Endogenous Hydrogen Peroxide Regulates the Excitability of Midbrain Dopamine Neurons via ATP-Sensitive Potassium Channels

Abstract

ATP-sensitive K⁺ (K_ATP) channels link metabolic state to cell excitability. Here, we examined regulation of K_ATP channels in substantia nigra dopamine neurons by hydrogen peroxide (H₂O₂), which is produced in all cells during aerobic metabolism. Blockade of K_ATP channels by glibenclamide (100 nm) or depletion of intracellular H₂O₂ by including catalase, a peroxidase enzyme, in the patch pipette increased the spontaneous firing rate of all dopamine neurons tested in guinea pig midbrain slices. Using fluorescence imaging with dichlorofluorescein to visualize intracellular H₂O₂, we found that moderate increases in H₂O₂ during partial inhibition of glutathione (GSH) peroxidase by mercaptosuccinate (0.1-0.3 mm) had no effect on dopamine neuron firing rate.
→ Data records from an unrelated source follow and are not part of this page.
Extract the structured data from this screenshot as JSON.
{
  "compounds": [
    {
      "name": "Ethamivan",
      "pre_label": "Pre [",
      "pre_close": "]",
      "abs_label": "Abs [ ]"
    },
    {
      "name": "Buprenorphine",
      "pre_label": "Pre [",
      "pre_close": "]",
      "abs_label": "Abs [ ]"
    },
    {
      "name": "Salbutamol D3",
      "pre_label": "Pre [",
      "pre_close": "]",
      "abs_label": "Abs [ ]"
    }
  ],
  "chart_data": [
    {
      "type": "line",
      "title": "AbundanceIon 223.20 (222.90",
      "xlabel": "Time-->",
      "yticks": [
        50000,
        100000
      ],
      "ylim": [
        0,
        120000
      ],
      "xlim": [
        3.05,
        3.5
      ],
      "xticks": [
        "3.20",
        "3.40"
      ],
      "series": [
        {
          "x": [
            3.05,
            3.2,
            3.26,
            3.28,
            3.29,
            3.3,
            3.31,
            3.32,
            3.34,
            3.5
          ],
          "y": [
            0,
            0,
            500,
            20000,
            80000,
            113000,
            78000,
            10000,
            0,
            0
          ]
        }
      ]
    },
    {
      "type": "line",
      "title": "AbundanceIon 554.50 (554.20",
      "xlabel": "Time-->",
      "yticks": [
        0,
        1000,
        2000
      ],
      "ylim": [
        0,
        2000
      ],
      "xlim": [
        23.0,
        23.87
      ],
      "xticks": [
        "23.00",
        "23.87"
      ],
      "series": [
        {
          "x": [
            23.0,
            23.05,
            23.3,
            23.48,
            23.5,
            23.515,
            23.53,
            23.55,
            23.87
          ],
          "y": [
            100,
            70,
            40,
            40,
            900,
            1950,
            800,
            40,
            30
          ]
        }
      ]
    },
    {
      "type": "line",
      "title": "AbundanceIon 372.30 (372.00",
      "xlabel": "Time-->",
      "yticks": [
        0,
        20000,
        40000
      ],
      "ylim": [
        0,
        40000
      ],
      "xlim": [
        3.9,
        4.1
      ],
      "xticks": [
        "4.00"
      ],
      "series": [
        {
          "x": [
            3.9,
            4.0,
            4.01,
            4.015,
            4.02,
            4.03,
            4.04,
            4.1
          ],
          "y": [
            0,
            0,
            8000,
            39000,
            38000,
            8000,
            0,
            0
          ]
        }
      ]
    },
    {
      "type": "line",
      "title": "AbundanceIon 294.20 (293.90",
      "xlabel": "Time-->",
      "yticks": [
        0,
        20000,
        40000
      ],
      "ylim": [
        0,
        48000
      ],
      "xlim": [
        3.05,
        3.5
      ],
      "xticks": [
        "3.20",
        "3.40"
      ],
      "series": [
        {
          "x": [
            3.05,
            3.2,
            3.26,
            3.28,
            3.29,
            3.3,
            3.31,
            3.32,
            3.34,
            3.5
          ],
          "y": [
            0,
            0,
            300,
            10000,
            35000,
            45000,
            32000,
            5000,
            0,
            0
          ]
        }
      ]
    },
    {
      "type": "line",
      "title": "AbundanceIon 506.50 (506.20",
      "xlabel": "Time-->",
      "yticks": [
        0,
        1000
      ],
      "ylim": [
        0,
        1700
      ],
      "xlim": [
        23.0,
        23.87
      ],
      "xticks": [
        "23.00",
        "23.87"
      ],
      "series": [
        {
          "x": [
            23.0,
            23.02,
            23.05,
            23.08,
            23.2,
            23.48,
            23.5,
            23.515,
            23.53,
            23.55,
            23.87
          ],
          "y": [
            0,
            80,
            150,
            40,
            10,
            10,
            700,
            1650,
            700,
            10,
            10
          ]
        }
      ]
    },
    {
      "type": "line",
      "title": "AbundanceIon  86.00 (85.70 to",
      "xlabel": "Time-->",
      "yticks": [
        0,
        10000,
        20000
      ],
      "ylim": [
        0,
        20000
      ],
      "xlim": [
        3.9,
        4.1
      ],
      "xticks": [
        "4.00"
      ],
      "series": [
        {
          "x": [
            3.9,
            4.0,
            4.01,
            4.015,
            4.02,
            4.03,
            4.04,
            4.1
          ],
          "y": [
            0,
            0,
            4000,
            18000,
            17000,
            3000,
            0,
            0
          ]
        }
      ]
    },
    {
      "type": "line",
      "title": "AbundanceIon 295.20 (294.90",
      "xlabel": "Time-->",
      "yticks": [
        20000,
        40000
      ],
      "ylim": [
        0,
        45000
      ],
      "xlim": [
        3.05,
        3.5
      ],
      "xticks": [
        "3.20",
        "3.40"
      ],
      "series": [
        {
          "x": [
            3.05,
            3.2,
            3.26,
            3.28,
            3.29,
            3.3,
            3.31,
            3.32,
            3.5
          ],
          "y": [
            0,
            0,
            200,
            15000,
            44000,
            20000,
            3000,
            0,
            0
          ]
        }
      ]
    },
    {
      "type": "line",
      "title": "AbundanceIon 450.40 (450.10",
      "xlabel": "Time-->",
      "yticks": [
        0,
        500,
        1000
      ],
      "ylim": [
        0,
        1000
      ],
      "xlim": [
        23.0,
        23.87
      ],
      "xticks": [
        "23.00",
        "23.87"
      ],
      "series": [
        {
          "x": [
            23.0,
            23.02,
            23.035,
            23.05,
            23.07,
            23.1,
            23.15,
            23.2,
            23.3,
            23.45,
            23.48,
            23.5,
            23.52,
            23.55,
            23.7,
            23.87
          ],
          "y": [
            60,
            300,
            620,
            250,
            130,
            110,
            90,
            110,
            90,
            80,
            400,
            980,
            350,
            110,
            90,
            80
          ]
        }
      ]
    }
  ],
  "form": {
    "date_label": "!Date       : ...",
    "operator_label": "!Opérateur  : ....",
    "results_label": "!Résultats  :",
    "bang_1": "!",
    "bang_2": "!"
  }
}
However, with greater GSH inhibition (1 mm mercaptosuccinate) or application of exogenous H₂O₂, 50% of recorded cells showed K_ATP channel-dependent hyperpolarization. Responsive cells also hyperpolarized with diazoxide, a selective opener for K_ATP channels containing sulfonylurea receptor SUR1 subunits, but not with cromakalim, a selective opener for SUR2-based channels, indicating that SUR1-based K_ATP channels conveyed enhanced sensitivity to elevated H₂O₂. In contrast, when endogenous H₂O₂ levels were increased after inhibition of catalase, the predominant peroxidase in the substantia nigra, with 3-amino-1,2,4-triazole (1 mm), all dopamine neurons responded with glibenclamide-reversible hyperpolarization. Fluorescence imaging of H₂O₂ indicated that catalase inhibition rapidly amplified intracellular H₂O₂, whereas inhibition of GSH peroxidase, a predominantly glial enzyme, caused a slower, smaller increase, especially in nonresponsive cells. Thus, endogenous H₂O₂ modulates neuronal activity via K_ATP channel opening, thereby enhancing the reciprocal relationship between metabolism and excitability.